Uno dei primi incarti che gli sono arrivati sulla scrivania riguardava proprio la zona dove è nato e tutt’ora risiede. “Mica s’è inventato niente Calenda. C’era ancora Ugo Vetere al Campidoglio, un gran signore. C’aveva l’idea di rendere Roma ancor più magnifica di quella che era. Erano gli anni Ottanta, per le vie succedeva di tutto e lui aveva il sogno che il bello potesse affievolire la forza della cattiveria”, ricorda Berelli. Era la fine del 1982 o forse del 1983. “A lui o non so chi gli era venuto in mente di fare tra il Flaminio e il Palazzetto un luogo dello sport. Ci volevano mettere prati, parcheggi, attrezzi per tutti. Uno andava là e faceva tutto lo sport che voleva. Dalla pallacanestro al calcio, passando per le corsette e non so che altro, sono mai stato uno sportivo. Mi arrivarono gli incarti per vedere i dettagli tecnici. Completai la revisione dopo qualche settimana, ma non credo che il faldone sia mai uscito dall’ufficio del mio capo. Rimase là sospeso”.
Gravitò tra le polveri di uno scaffale per anni. “Mi ritornò in mano che in Campidoglio ci stava Nicola Signorello. Rifeci quello che avevo fatto, ma anche quella volta non ne seppi più nulla”.
Ogni tanto la cittadella dello sport al Flaminio ritorna in auge, se ne parla un po’, ci si confronta, a volte si litiga, “perché c’è chi la vorrebbe così, chi colà.

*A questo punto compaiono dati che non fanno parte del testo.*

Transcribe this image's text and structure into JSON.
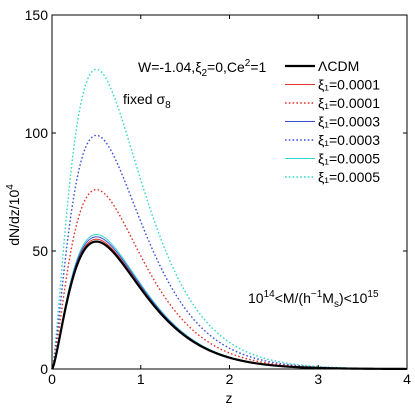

Se si sommassero le intenzioni sarebbe un luogo meraviglioso”. Ma non accade nulla. Walter Veltroni la diede per fatta: “D'intesa con la Sovrintendenza di Stato e con la famiglia Nervi stiamo progettando l'ampliamento dello stadio Flaminio a 40.000 posti, per farlo diventare lo stadio della Lazio e del rugby". Era il 2006, “l’idea era quella di sistemare un po’ tutto attorno”, sottolinea Berelli, ma se ne fece niente in realtà se non piccoli lavoretti.
Quarantamila persone al Flaminio ci entrarono, il rugby prese possesso del campo e degli spalti (che osservavano la Nazionale dal 2000). La Lazio però non prese mai dimora. E pure il rugby se ne andò. Alla fine del Sei Nazioni del 2011. Da allora poco o niente. Un decennio di solitudine, amplificato dall’abbandono nel 2018 di qualsiasi forma di sport dal Palazzetto.
Quei cinquecento metri che distanziano i progetti di Nervi padre (il Palazzetto) e Nervi figlio (il Flaminio) sono rimasti disabitati, in un silenzio noioso e rilassante, se non ci fosse ogni tanto “qualche ragazzino che ferma la macchina, mette la musica a palla si beve qualche birra con gli amici, qualche canna, insomma cose da giovani. Una volta c’erano le prostitute, qualcuna si affaccia ancora, ma non faccio vita notturna da parecchio e di schifezza in giro non ce n’è più come anni fa”.